GF Fund Management, China’s sixth-biggest fund company by assets under management, said it would next month offer a fund that aims to match the performance of the MSCI US real estate investment trust index.
US property has in recent years become a top investment choice for wealthy Chinese. Real estate developers from China have also started looking to the US, making several big acquisitions this year.
But for smaller Chinese investors, options have been more limited. GF Fund said its new product, which will be available in units as small as Rmb1,000 ($163), would bring US property to a much wider Chinese investor base.
“Ordinary Chinese people can see that US real estate has more investment potential than Chinese real estate,” said David Qiu, global investment portfolio manager for GF Fund.
“The US economy and property are still recovering,” he said. “Relatively speaking, Chinese property is more of a bubble.”
Regulations in China still bar the trading of real estate investment trusts, so the fund will track the MSCI index rather than actually function like a reit.

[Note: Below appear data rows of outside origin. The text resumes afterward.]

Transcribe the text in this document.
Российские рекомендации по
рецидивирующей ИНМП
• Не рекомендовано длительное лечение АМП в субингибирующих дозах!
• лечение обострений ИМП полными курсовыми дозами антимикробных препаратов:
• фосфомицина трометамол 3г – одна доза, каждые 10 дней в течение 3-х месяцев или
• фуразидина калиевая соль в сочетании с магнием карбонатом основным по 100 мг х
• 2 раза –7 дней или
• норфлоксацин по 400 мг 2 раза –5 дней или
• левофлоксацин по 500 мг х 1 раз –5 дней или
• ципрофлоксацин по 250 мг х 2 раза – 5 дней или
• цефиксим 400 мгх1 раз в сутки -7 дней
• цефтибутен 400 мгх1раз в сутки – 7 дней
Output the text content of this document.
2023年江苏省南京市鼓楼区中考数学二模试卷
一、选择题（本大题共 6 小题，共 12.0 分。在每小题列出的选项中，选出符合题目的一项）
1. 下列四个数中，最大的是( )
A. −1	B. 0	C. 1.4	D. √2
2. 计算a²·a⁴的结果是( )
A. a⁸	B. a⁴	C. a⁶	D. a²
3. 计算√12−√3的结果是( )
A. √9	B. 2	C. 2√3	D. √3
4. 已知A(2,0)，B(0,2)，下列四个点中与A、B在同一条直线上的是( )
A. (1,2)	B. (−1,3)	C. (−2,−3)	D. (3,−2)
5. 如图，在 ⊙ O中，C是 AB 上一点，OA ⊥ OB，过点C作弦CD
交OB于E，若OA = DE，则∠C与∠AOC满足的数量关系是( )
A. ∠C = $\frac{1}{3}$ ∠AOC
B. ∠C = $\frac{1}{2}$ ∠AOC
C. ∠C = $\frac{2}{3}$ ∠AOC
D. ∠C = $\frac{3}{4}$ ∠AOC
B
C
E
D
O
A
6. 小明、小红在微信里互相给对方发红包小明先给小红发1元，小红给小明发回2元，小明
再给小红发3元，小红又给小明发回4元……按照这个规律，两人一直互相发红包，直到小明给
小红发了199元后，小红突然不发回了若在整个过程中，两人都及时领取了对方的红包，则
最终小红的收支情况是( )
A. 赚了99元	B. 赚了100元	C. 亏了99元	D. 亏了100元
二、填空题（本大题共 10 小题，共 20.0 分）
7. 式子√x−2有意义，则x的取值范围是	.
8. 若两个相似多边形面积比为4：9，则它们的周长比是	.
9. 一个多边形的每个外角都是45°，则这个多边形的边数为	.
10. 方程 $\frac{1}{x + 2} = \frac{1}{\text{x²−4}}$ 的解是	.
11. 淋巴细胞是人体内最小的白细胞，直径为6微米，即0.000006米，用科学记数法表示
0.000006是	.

GF Fund did not say how much money it was hoping to raise.
The fund will be available in China as part of the country’s qualified domestic institutional investor programme, which grants quotas to Chinese investors to legally get around the country’s capital controls.
QDII products have suffered from a lack of demand in the past because many were launched before the global financial crisis and their subsequent plunge damaged their reputation for Chinese investors.

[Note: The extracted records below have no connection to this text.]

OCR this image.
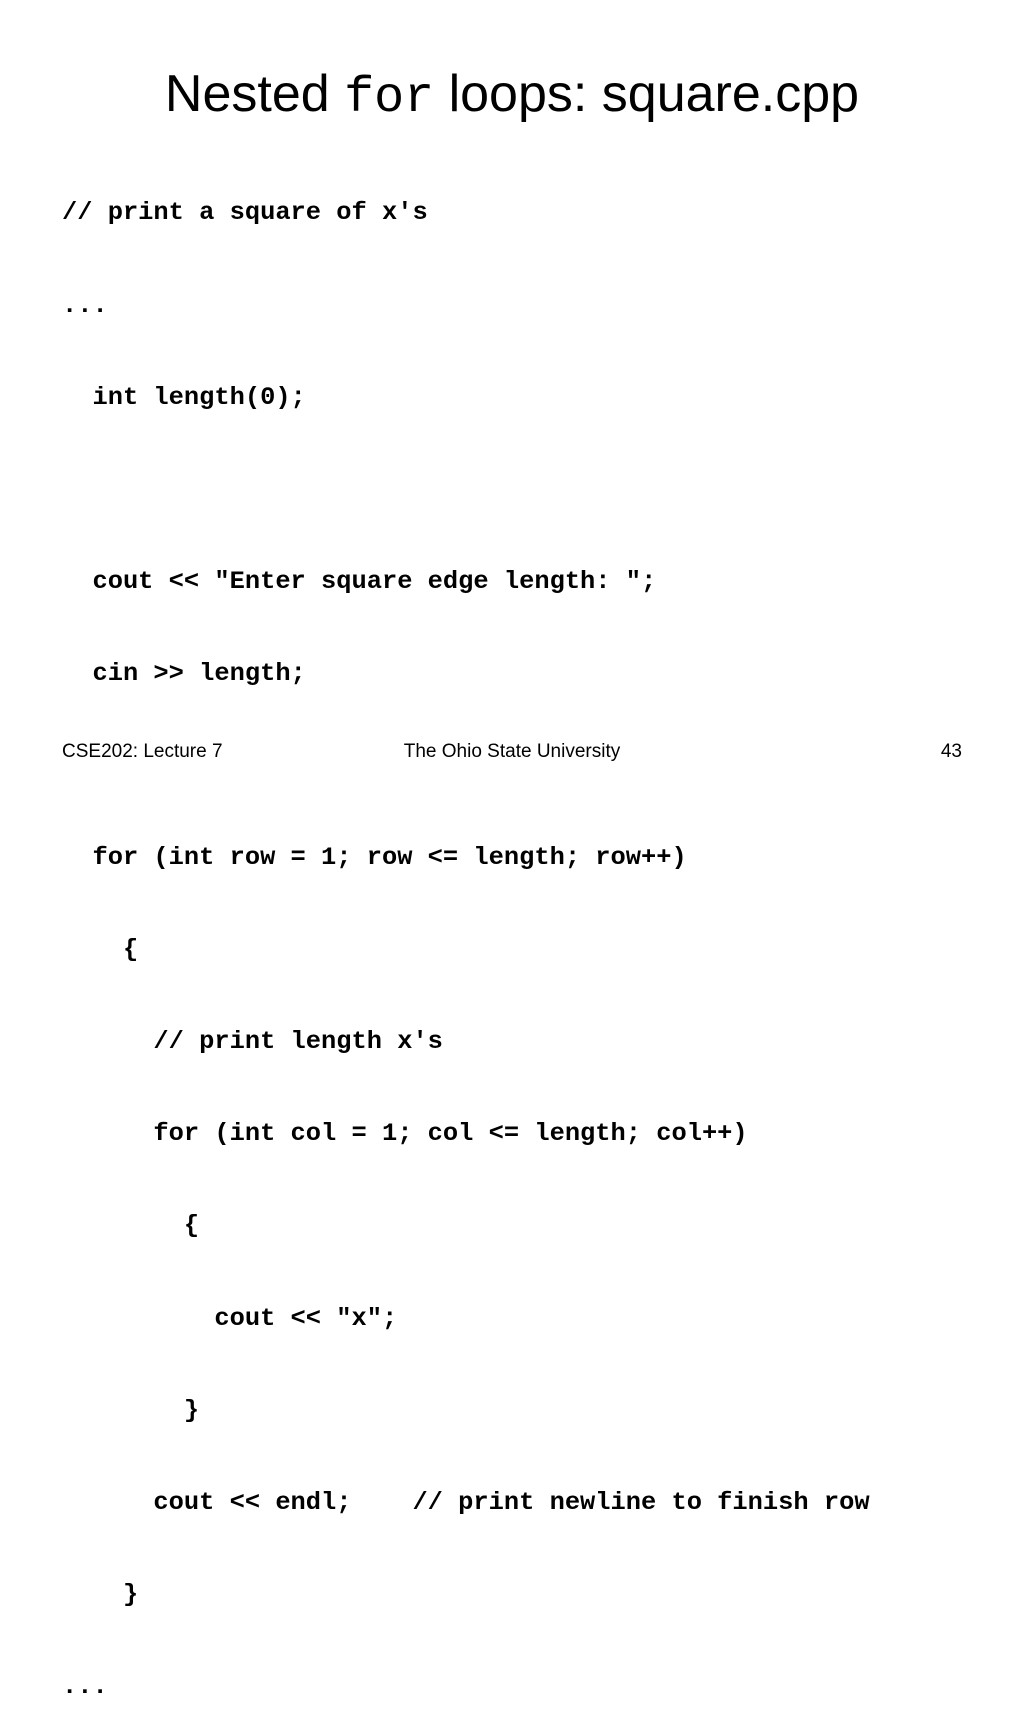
Nested for loops: square.cpp

// print a square of x's

...

int length(0);

cout << "Enter square edge length: ";

cin >> length;

for (int row = 1; row <= length; row++)

{

// print length x's

for (int col = 1; col <= length; col++)

{

cout << "x";

}

cout << endl;    // print newline to finish row

}

...

CSE202: Lecture 7	The Ohio State University	43
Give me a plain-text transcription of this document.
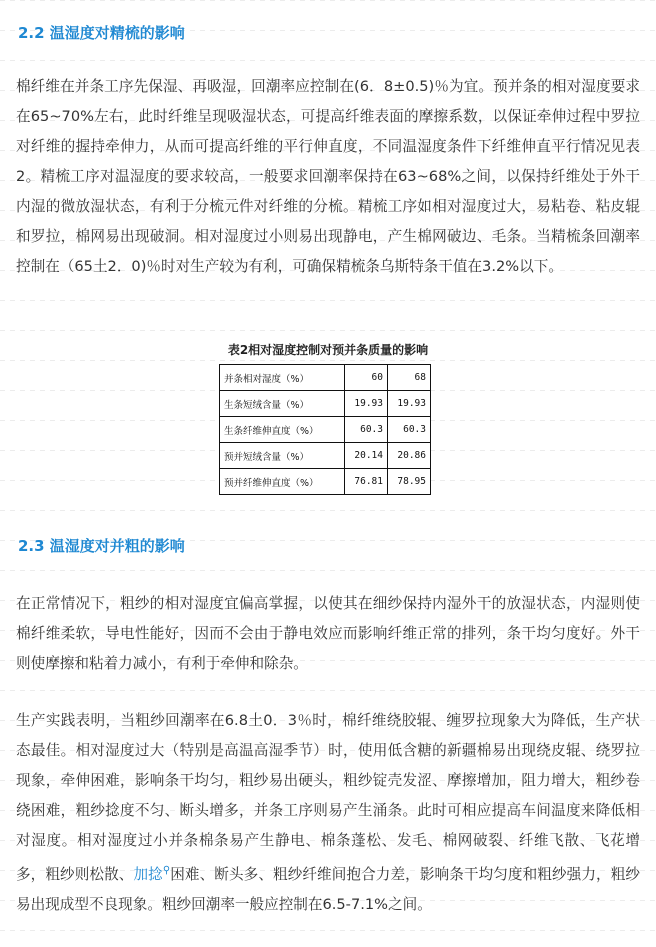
2.2 温湿度对精梳的影响
棉纤维在并条工序先保湿、再吸湿，回潮率应控制在(6．8±0.5)％为宜。预并条的相对湿度要求在65~70%左右，此时纤维呈现吸湿状态，可提高纤维表面的摩擦系数，以保证牵伸过程中罗拉对纤维的握持牵伸力，从而可提高纤维的平行伸直度，不同温湿度条件下纤维伸直平行情况见表2。精梳工序对温湿度的要求较高，一般要求回潮率保持在63~68%之间，以保持纤维处于外干内湿的微放湿状态，有利于分梳元件对纤维的分梳。精梳工序如相对湿度过大，易粘卷、粘皮辊和罗拉，棉网易出现破洞。相对湿度过小则易出现静电，产生棉网破边、毛条。当精梳条回潮率控制在（65土2．0)％时对生产较为有利，可确保精梳条乌斯特条干值在3.2%以下。
表2相对湿度控制对预并条质量的影响
并条相对湿度（%）	60	68
生条短绒含量（%）	19.93	19.93
生条纤维伸直度（%）	60.3	60.3
预并短绒含量（%）	20.14	20.86
预并纤维伸直度（%）	76.81	78.95
2.3 温湿度对并粗的影响
在正常情况下，粗纱的相对湿度宜偏高掌握，以使其在细纱保持内湿外干的放湿状态，内湿则使棉纤维柔软，导电性能好，因而不会由于静电效应而影响纤维正常的排列，条干均匀度好。外干则使摩擦和粘着力减小，有利于牵伸和除杂。
生产实践表明，当粗纱回潮率在6.8土0．3％时，棉纤维绕胶辊、缠罗拉现象大为降低，生产状态最佳。相对湿度过大（特别是高温高湿季节）时，使用低含糖的新疆棉易出现绕皮辊、绕罗拉现象，牵伸困难，影响条干均匀，粗纱易出硬头，粗纱锭壳发涩、摩擦增加，阻力增大，粗纱卷绕困难，粗纱捻度不匀、断头增多，并条工序则易产生涌条。此时可相应提高车间温度来降低相对湿度。相对湿度过小并条棉条易产生静电、棉条蓬松、发毛、棉网破裂、纤维飞散、飞花增多，粗纱则松散、加捻⚲困难、断头多、粗纱纤维间抱合力差，影响条干均匀度和粗纱强力，粗纱易出现成型不良现象。粗纱回潮率一般应控制在6.5-7.1%之间。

But over the past three years, overseas markets have outperformed Chinese markets by a big margin and QDII offerings have started to pick up.
Lion Fund Management in 2011 launched China’s first fund for investing in global Reits. Penghua Fund, another leading Chinese money manager, launched a US real estate fund in late 2011 that invests in specific stocks.
The Penghua Fund product has gained nearly 11 per cent since its inception. During that same time, the Shanghai Composite index, China’s main stock index, has fallen more than 10 per cent.
Mr Qiu said GF Fund would look at launching similar Reit-backed products for Europe if the US fund is successful.
The fund launches at a tricky time for the sector globally. Reits and other income-paying equity products enjoyed a stellar run over the past 18 months as international investors sought out higher yields.
But since the Federal Reserve raised the prospect of a tapering of its asset purchases in May, yield and dividend-paying stocks have suffered a reversal of fortunes. The global Dow Jones Reit index has fallen 10 per cent in the past month, while in Hong Kong at least one sizeable new listing has been pulled.
However, according to bankers, many Asian investors have turned their attention to the US housing market instead, targeting listed homebuilders and property-related exchange traded funds.
Despite obstacles to getting money out of their country, Chinese nationals are already the second-biggest foreign buyers of US property, after Canadians. Chinese accounted for 11 per cent of foreign purchases of US property last year, up from 5 per cent in 2007, according to the US national association of realtors.